EPed is the first and only physiopathology-based nml-AI KBS focused on general pediatrics and is the first and only pediatric Romanian KBS addressed to medical professionals. Furthermore, EPed is the first and only nml-AI KBS that offers not only both a physiopathology-based differential and positive disease diagnosis, but also identifies possible physiopathological “clusters” that may explain the signs and symptoms of any child-patient and may help treating that patient physiopathologically (until a final diagnosis is found), thus encouraging and developing the physiopathological reasoning of any clinician.

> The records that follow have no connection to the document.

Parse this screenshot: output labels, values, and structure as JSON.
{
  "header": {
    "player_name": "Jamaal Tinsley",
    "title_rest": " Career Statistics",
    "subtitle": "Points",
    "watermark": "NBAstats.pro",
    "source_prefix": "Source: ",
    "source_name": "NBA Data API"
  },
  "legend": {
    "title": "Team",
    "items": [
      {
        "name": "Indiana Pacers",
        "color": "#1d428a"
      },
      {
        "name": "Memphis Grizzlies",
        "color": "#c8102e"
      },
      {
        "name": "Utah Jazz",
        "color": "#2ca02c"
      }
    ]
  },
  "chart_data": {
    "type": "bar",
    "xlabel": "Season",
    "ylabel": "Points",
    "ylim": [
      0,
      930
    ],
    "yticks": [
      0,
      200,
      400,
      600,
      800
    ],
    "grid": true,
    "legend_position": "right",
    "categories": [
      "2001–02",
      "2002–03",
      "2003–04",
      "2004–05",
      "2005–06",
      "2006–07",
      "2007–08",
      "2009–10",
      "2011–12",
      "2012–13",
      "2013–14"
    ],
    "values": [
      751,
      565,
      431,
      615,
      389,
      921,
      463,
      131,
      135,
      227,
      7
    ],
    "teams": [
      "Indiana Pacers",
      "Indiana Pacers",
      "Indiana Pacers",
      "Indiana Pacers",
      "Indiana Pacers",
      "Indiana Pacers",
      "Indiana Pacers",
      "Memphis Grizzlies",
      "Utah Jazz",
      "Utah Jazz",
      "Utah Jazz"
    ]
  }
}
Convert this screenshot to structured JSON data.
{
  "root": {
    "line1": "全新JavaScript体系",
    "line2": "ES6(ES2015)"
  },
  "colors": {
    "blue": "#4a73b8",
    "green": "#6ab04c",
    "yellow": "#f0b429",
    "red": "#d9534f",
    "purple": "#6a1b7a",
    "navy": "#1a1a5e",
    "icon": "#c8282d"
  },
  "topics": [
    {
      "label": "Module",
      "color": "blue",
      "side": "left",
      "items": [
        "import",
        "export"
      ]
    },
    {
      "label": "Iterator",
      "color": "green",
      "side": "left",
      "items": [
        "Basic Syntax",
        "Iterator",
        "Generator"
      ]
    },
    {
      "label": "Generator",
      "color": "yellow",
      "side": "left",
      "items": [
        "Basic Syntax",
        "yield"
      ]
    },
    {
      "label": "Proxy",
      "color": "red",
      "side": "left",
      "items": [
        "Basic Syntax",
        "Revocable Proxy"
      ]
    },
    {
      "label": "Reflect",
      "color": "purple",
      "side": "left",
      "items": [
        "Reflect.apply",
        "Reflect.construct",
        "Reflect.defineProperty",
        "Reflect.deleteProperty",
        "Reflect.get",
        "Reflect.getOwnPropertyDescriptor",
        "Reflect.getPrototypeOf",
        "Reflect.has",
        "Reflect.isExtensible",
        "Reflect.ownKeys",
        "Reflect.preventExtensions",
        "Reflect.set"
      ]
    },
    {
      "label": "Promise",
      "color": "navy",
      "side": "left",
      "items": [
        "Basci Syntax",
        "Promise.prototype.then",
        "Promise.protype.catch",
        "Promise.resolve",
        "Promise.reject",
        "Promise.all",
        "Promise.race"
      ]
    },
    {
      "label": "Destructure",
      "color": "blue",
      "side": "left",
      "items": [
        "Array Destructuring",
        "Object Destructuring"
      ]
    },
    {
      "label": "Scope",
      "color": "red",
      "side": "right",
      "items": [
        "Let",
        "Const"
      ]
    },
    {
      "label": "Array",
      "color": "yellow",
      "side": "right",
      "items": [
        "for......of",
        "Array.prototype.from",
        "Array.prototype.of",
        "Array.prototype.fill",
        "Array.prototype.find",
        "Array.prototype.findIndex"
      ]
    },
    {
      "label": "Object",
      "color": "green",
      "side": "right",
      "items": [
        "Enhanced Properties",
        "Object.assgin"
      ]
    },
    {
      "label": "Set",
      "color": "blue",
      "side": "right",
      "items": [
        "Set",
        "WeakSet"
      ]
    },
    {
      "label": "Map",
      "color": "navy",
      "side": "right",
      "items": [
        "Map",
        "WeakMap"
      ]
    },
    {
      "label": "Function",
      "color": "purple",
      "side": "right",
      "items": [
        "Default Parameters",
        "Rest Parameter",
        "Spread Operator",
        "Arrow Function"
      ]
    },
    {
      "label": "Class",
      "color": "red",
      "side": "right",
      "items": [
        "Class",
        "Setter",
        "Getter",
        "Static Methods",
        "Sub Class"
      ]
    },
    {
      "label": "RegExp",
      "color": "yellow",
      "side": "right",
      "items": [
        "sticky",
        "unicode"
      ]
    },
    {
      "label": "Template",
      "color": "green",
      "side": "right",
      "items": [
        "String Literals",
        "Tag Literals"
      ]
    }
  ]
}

Keywords: Knowledge-based systems; Computer-assisted medical diagnosis; Non-machine learning artificial intelligence; DXPlain; General pediatrics; “Electronic Pediatrician” software

Core Tip: Electronic Pediatrician (EPed) is the first and only physiopathology-based non-machine learning artificial intelligence (nml-AI) knowledge-based system (KBS) focused on general pediatrics and is the first and only Romanian pediatric KBS addressed to medical professionals. Furthermore, EPed is the first and only nml-AI KBS that offers not only both a physiopathology-based differential and positive disease diagnosis, but also identifies possible physiopathological “clusters” that may explain the signs and symptoms of any child-patient and may help treating that patient physiopathologically (until a final diagnosis is found), thus encouraging and developing the physiopathological reasoning of any clinician.